HC Deb 07 May 1833 vol 17 cc1031-2
Lord Althorp

rose to defer the third reading of this Bill until to-morrow, not being completely prepared to announce all the alterations that might be desirable in-it.

Mr. Thomas Attwood

expressed his disapprobation of these Savings' Banks. He believed they were instituted by the late Lord Liverpool and the Government at the time, not for the good of the people, but for three different purposes. The first was to draw capital to London, in order to bolster up the funds; the second was, to give the Government the power of putting their hands into the pockets of the people; and the third, to enable them to scourge the people. ["Oh! Oh!"] Hon. Members might express disapprobation as much as they pleased, and the noble Lord might laugh, but his firm belief was, that the great object of Lord Liverpool in this transaction was to get a claw on the people.

Lord Althorp

was astonished that the hon. Member, in addition to these three charges, had not made another, and imputed to Government the introduction of the Savings' Banks Bill, because they wished to realize profit by means of the fractional parts, which could not be taken into account in every money transaction.

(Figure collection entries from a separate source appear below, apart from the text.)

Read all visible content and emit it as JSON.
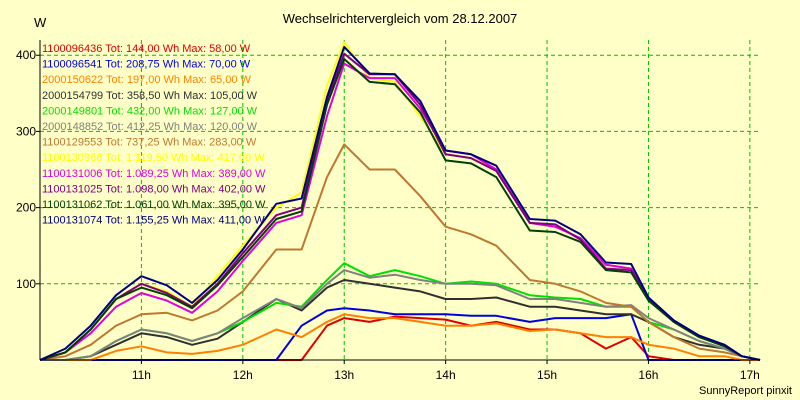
{
  "chart_data": {
    "type": "line",
    "title": "Wechselrichtervergleich vom 28.12.2007",
    "ylabel": "W",
    "footer": "SunnyReport pinxit",
    "ylim": [
      0,
      420
    ],
    "xlim": [
      10.0,
      17.1
    ],
    "x_ticks": [
      {
        "value": 11,
        "label": "11h"
      },
      {
        "value": 12,
        "label": "12h"
      },
      {
        "value": 13,
        "label": "13h"
      },
      {
        "value": 14,
        "label": "14h"
      },
      {
        "value": 15,
        "label": "15h"
      },
      {
        "value": 16,
        "label": "16h"
      },
      {
        "value": 17,
        "label": "17h"
      }
    ],
    "y_ticks": [
      {
        "value": 100,
        "label": "100"
      },
      {
        "value": 200,
        "label": "200"
      },
      {
        "value": 300,
        "label": "300"
      },
      {
        "value": 400,
        "label": "400"
      }
    ],
    "grid": true,
    "legend_position": "top-left",
    "x": [
      10.0,
      10.25,
      10.5,
      10.75,
      11.0,
      11.25,
      11.5,
      11.75,
      12.0,
      12.33,
      12.58,
      12.83,
      13.0,
      13.25,
      13.5,
      13.75,
      14.0,
      14.25,
      14.5,
      14.83,
      15.08,
      15.33,
      15.58,
      15.83,
      16.0,
      16.25,
      16.5,
      16.75,
      16.92,
      17.1
    ],
    "series": [
      {
        "name": "1100096436",
        "label": "1100096436 Tot: 144,00 Wh Max: 58,00 W",
        "color": "#E00000",
        "values": [
          0,
          0,
          0,
          0,
          0,
          0,
          0,
          0,
          0,
          0,
          0,
          45,
          55,
          50,
          57,
          55,
          53,
          45,
          50,
          40,
          40,
          35,
          15,
          30,
          5,
          0,
          0,
          0,
          0,
          0
        ]
      },
      {
        "name": "1100096541",
        "label": "1100096541 Tot: 208,75 Wh Max: 70,00 W",
        "color": "#0000E0",
        "values": [
          0,
          0,
          0,
          0,
          0,
          0,
          0,
          0,
          0,
          0,
          45,
          65,
          68,
          65,
          60,
          60,
          60,
          58,
          58,
          50,
          55,
          55,
          55,
          60,
          0,
          0,
          0,
          0,
          0,
          0
        ]
      },
      {
        "name": "2000150622",
        "label": "2000150622 Tot: 197,00 Wh Max: 65,00 W",
        "color": "#FF8000",
        "values": [
          0,
          0,
          0,
          12,
          18,
          10,
          8,
          12,
          20,
          40,
          30,
          50,
          60,
          55,
          55,
          50,
          45,
          45,
          48,
          38,
          40,
          35,
          30,
          30,
          20,
          15,
          5,
          5,
          0,
          0
        ]
      },
      {
        "name": "2000154799",
        "label": "2000154799 Tot: 358,50 Wh Max: 105,00 W",
        "color": "#303030",
        "values": [
          0,
          0,
          5,
          20,
          35,
          30,
          20,
          28,
          50,
          80,
          65,
          95,
          105,
          100,
          95,
          90,
          80,
          80,
          82,
          70,
          70,
          65,
          60,
          60,
          50,
          30,
          20,
          15,
          5,
          0
        ]
      },
      {
        "name": "2000149801",
        "label": "2000149801 Tot: 432,00 Wh Max: 127,00 W",
        "color": "#00E000",
        "values": [
          0,
          0,
          5,
          25,
          40,
          35,
          25,
          35,
          50,
          75,
          70,
          105,
          127,
          110,
          118,
          110,
          100,
          103,
          100,
          85,
          82,
          80,
          70,
          70,
          50,
          40,
          25,
          15,
          5,
          0
        ]
      },
      {
        "name": "2000148852",
        "label": "2000148852 Tot: 412,25 Wh Max: 120,00 W",
        "color": "#808080",
        "values": [
          0,
          0,
          5,
          25,
          40,
          35,
          25,
          35,
          55,
          80,
          68,
          100,
          118,
          108,
          112,
          105,
          100,
          100,
          98,
          80,
          80,
          75,
          70,
          72,
          55,
          40,
          25,
          15,
          5,
          0
        ]
      },
      {
        "name": "1100129553",
        "label": "1100129553 Tot: 737,25 Wh Max: 283,00 W",
        "color": "#C07830",
        "values": [
          0,
          5,
          20,
          45,
          60,
          62,
          52,
          65,
          90,
          145,
          145,
          240,
          283,
          250,
          250,
          215,
          175,
          165,
          150,
          105,
          100,
          90,
          75,
          70,
          50,
          30,
          15,
          10,
          5,
          0
        ]
      },
      {
        "name": "1100130966",
        "label": "1100130966 Tot: 1.119,50 Wh Max: 417,00 W",
        "color": "#FFFF00",
        "values": [
          0,
          10,
          40,
          80,
          100,
          90,
          70,
          110,
          150,
          200,
          220,
          360,
          417,
          370,
          365,
          320,
          270,
          265,
          250,
          180,
          175,
          160,
          125,
          120,
          80,
          50,
          30,
          20,
          5,
          0
        ]
      },
      {
        "name": "1100131006",
        "label": "1100131006 Tot: 1.089,25 Wh Max: 389,00 W",
        "color": "#E000E0",
        "values": [
          0,
          10,
          35,
          70,
          88,
          78,
          62,
          90,
          130,
          180,
          190,
          320,
          389,
          370,
          370,
          330,
          275,
          270,
          250,
          180,
          175,
          160,
          125,
          120,
          80,
          50,
          30,
          20,
          5,
          0
        ]
      },
      {
        "name": "1100131025",
        "label": "1100131025 Tot: 1.098,00 Wh Max: 402,00 W",
        "color": "#800080",
        "values": [
          0,
          10,
          40,
          80,
          100,
          88,
          70,
          100,
          140,
          190,
          200,
          340,
          402,
          375,
          375,
          335,
          270,
          265,
          248,
          180,
          178,
          158,
          120,
          118,
          80,
          50,
          30,
          20,
          5,
          0
        ]
      },
      {
        "name": "1100131062",
        "label": "1100131062 Tot: 1.061,00 Wh Max: 395,00 W",
        "color": "#004000",
        "values": [
          0,
          10,
          40,
          80,
          95,
          85,
          68,
          98,
          135,
          185,
          195,
          335,
          395,
          365,
          362,
          325,
          262,
          258,
          240,
          170,
          168,
          155,
          118,
          115,
          78,
          50,
          30,
          18,
          5,
          0
        ]
      },
      {
        "name": "1100131074",
        "label": "1100131074 Tot: 1.155,25 Wh Max: 411,00 W",
        "color": "#000080",
        "values": [
          0,
          15,
          45,
          85,
          110,
          98,
          75,
          105,
          145,
          205,
          212,
          345,
          411,
          376,
          375,
          340,
          275,
          270,
          255,
          185,
          183,
          165,
          128,
          126,
          82,
          52,
          32,
          20,
          5,
          0
        ]
      }
    ]
  }
}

When the hon. Member imputed to Government three motives for establishing Savings Banks, he might have smiled, but certainly it was not on account of the originality of the hon. Member's ideas, because he had heard something like the same topic urged some nights ago. He was, indeed, quite astonished to hear such arguments coming from the mouths of hon. Members. So far from being an injury to the people, he believed these banks conferred on them the greatest advantages; and, so far from affording the Government the means of trampling on the people, and scourging the people, as the hon. Member expressed it, they had the very contrary effect. Their evident effect was, to render the people independent; and, surely, persons of that description were not the most likely to be trampled on.

Mr. Shaw

could not help expressing his astonishment at the expression made use of by the hon. member for Birmingham. The hon. Member, he believed, had the kindest intentions towards the poor; but he must say, he took the strangest way of showing those intentions by prejudicing the people against disposing of the little spare money they had in a way which was most likely to render them independent and comfortable. He was opposed to the Poor-laws; the hon. Member he believed was in favour of them, and he would just leave it to himself to say which of the two systems were the most likely to cherish independence.

Mr. Slaney

thought, that nothing showed more the good sense and proper feeling of the lower classes than the preference they gave to Government Securities over country bankers. The hon. Member had probably heard the story of Franklin about the two sacks. The empty sack, he said, fell to the ground, but the full sack stood upright. Surely the more property the people had, the more likely were they to be independent. He was happy to find that, though during the crisis of last Session the amount of deposits had diminished, they were now daily increasing.

The third reading of the Bill deferred.